When she climbed down from the car, Cagalli tried not to contemplate whether she had the same wish or not. You are home, she sternly told herself. Think about it tomorrow.

Greeting her at the door was the smiling face of her once babysitter and now trusted servant. "Good evening, Hime-sama."

Cagalli returned the smile, aware that hers looked much more tired and less spirited. "It's always a relief to see you, Mana, maybe because that usually means I'm home."

"It must be a tough day," she said sympathetically but did not waste time in her sympathy. "Dinner is ready. Do you want me to serve it now?"

"I've promised to eat with Kira. Is he home already?"

"Yes, Kira-sama came home about half-an-hour ago."

Cagalli nodded and proceeded to the stairs. "I'll see him first."

Her feet became heavier with every step she took and she wondered what the hell she was doing. She was not good at cheering up people and everybody knew that in the miserable state she was currently in, she tended to take many wrong turns. But Lacus had called her and said that she was worried about Kira, that his sister might be the only person who could help him right now because he obviously shut her out. He didn't let her in and Cagalli realized how much the fact hurt Lacus.

It might not help much, but it was better than nothing. And it wasn't as if she didn't notice what was happening to her brother. Kira knew how to put himself and he took his title, that 'Protector of Peace', very seriously. Responsibility had a whole new meaning when it came to him, which, Cagalli realized sadly, was not always good for him and his health, physically and mentally. It was like Strike-and-Archangel all over again. He had to protect. He wanted to protect. He couldn't be weak. He couldn't cry. He couldn't break down.

Murrue-san had mentioned it once to her, the hero complex her twin seemed to suffer.
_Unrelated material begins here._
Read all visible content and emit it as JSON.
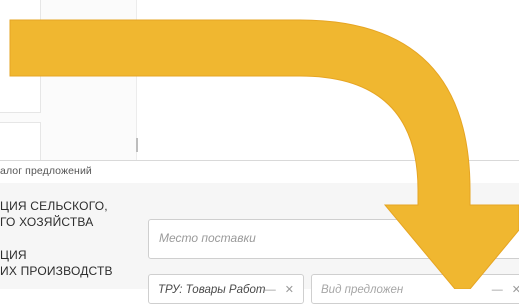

Cagalli could practically hear guilt in her voice while she was reciting those difficult times and how Kira had almost lost himself simply by thinking I have to, I have to and I have to. It was a warning, Cagalli realized with a sense of remorse, one she hadn't taken many actions on since she was too busy saving the face of her country.

She might shoulder the weight of one whole country but Kira was burdened by humanity itself, the role he voluntarily took when he had decided to ride to war and save them twice. Murrue-san knew this and it was why she had tried to caution her. And Mwu-san. During these three days after Kira's return, it was not seldom either for her to see the older man dragging both his superior and coworker out from their office for something as simple as lunch.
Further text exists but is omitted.